En effet, les bien-pensants vont écarter la possibilité politique comme nous l’a déjà expliqué Roland Barthes dans Mythologies au siècle précédent. Dans Mythologies, Roland Barthes critique le mode de pensée bourgeois (on pourrait actualiser aujourd’hui en remplaçant “bourgeois” par “bien-pensant”) et en particulier avec « l’Usager de la grève » il rappelle que la révolte contre l’ordre établi n’est pas qu’une accumulation de révoltés qui fuient leur responsabilité sociale pour mettre en avant leur condition individuelle, ou pire des individus qui se laissent entraîner sans être même concernés, que la révolte est aussi le fruit d’une conscience politique. Il le formule ainsi :
« […] de même que tout d’un coup le citoyen se trouve réduit au pur concept d’usager, de même les jeune Français mobilisables se réveillent un matin évaporés, sublimés dans une pure essence militaire que l’on feindra vertueusement de prendre pour le départ naturel de la logique universelle : le statut militaire devient ainsi l’origine inconditionnelle d’une causalité nouvelle, au-delà de laquelle il sera désormais monstrueux de vouloir remonter : contester ce statut ne peut donc être en aucun cas l’effet d’une causalité générale et préalable (conscience politique du citoyen), mais seulement le produit d’accidents postérieurs au départ de la nouvelle série causale : du point de vue bourgeois, refuser pour un soldat de partir ne peut être que le fait de meneurs ou de coups de boisson, comme s’il n’existait pas d’autres très bonnes raisons à ce geste : croyance dont la stupidité le dispute à la mauvaise foi, puisqu’il est évident que la contestation d’un statut ne peut expressément trouver racine et aliment que dans une conscience qui prend ses distances par rapport à ce statut. »
Pour les bien-pensants, toutes les personnes liées à cette rave vont être mises dans le même sac à vomi : les organisateurs politiques de la rave, les participants souhaitant effectivement lutter pour la vie (pour une vie humaine réelle et pas un fantôme de vie) seront mélangés sans distinction avec quelques teufeurs venus simplement prendre un peu de drogue pour le réveillon ou danser pour danser (ce qui n’est pas critiquable mais n’est pas un acte politique).
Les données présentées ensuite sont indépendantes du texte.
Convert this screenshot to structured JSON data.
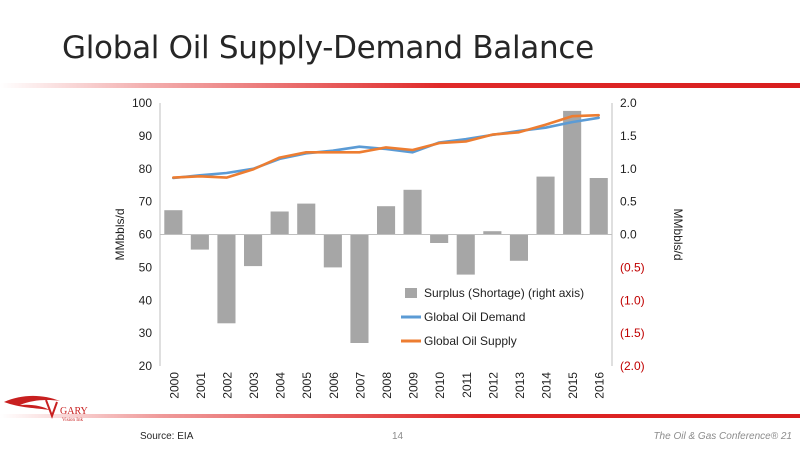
{
  "slide": {
    "title": "Global Oil Supply-Demand Balance",
    "source": "Source: EIA",
    "page_number": "14",
    "conference": "The Oil & Gas Conference® 21",
    "logo_text": "GARY",
    "logo_subtext": "Vision Ink",
    "accent_color": "#d81e1e"
  },
  "chart_data": {
    "type": "bar",
    "x": [
      "2000",
      "2001",
      "2002",
      "2003",
      "2004",
      "2005",
      "2006",
      "2007",
      "2008",
      "2009",
      "2010",
      "2011",
      "2012",
      "2013",
      "2014",
      "2015",
      "2016"
    ],
    "ylabel": "MMbbls/d",
    "y2label": "MMbbls/d",
    "ylim": [
      20,
      100
    ],
    "y2lim": [
      -2.0,
      2.0
    ],
    "yticks": [
      20,
      30,
      40,
      50,
      60,
      70,
      80,
      90,
      100
    ],
    "y2ticks": [
      -2.0,
      -1.5,
      -1.0,
      -0.5,
      0.0,
      0.5,
      1.0,
      1.5,
      2.0
    ],
    "y2tick_labels": [
      "(2.0)",
      "(1.5)",
      "(1.0)",
      "(0.5)",
      "0.0",
      "0.5",
      "1.0",
      "1.5",
      "2.0"
    ],
    "grid": false,
    "legend_position": "bottom-right",
    "series": [
      {
        "name": "Surplus (Shortage) (right axis)",
        "type": "bar",
        "axis": "right",
        "color": "#a6a6a6",
        "values": [
          0.37,
          -0.23,
          -1.35,
          -0.48,
          0.35,
          0.47,
          -0.5,
          -1.65,
          0.43,
          0.68,
          -0.13,
          -0.61,
          0.05,
          -0.4,
          0.88,
          1.88,
          0.86
        ]
      },
      {
        "name": "Global Oil Demand",
        "type": "line",
        "axis": "left",
        "color": "#5b9bd5",
        "values": [
          77.2,
          78.0,
          78.7,
          80.0,
          83.0,
          84.7,
          85.5,
          86.7,
          86.0,
          85.0,
          88.0,
          89.0,
          90.3,
          91.5,
          92.5,
          94.2,
          95.5
        ]
      },
      {
        "name": "Global Oil Supply",
        "type": "line",
        "axis": "left",
        "color": "#ed7d31",
        "values": [
          77.3,
          77.7,
          77.3,
          79.8,
          83.4,
          85.0,
          85.0,
          85.0,
          86.5,
          85.7,
          87.8,
          88.3,
          90.4,
          91.1,
          93.4,
          96.0,
          96.3
        ]
      }
    ]
  }
}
Pourtant la Cause de cet événement est politique. Il est donc tout entier politique. Il faut savoir renouveler l’acte politique. Il n’en sera pas plus clair pour ceux qui ne veulent pas le voir mais il soulève la poussière sur la pensée.
Après la fin de cette crise, quand enfin le monde aura retrouvé ses esprits, que l’on verra avec plus de clarté où étaient les assassins et les fous, il sera temps de demander la légion d’honneur pour les organisateurs de la rave de Lieuron afin que tous les bien-pensants non encore repentis s’étouffent dans leur masque.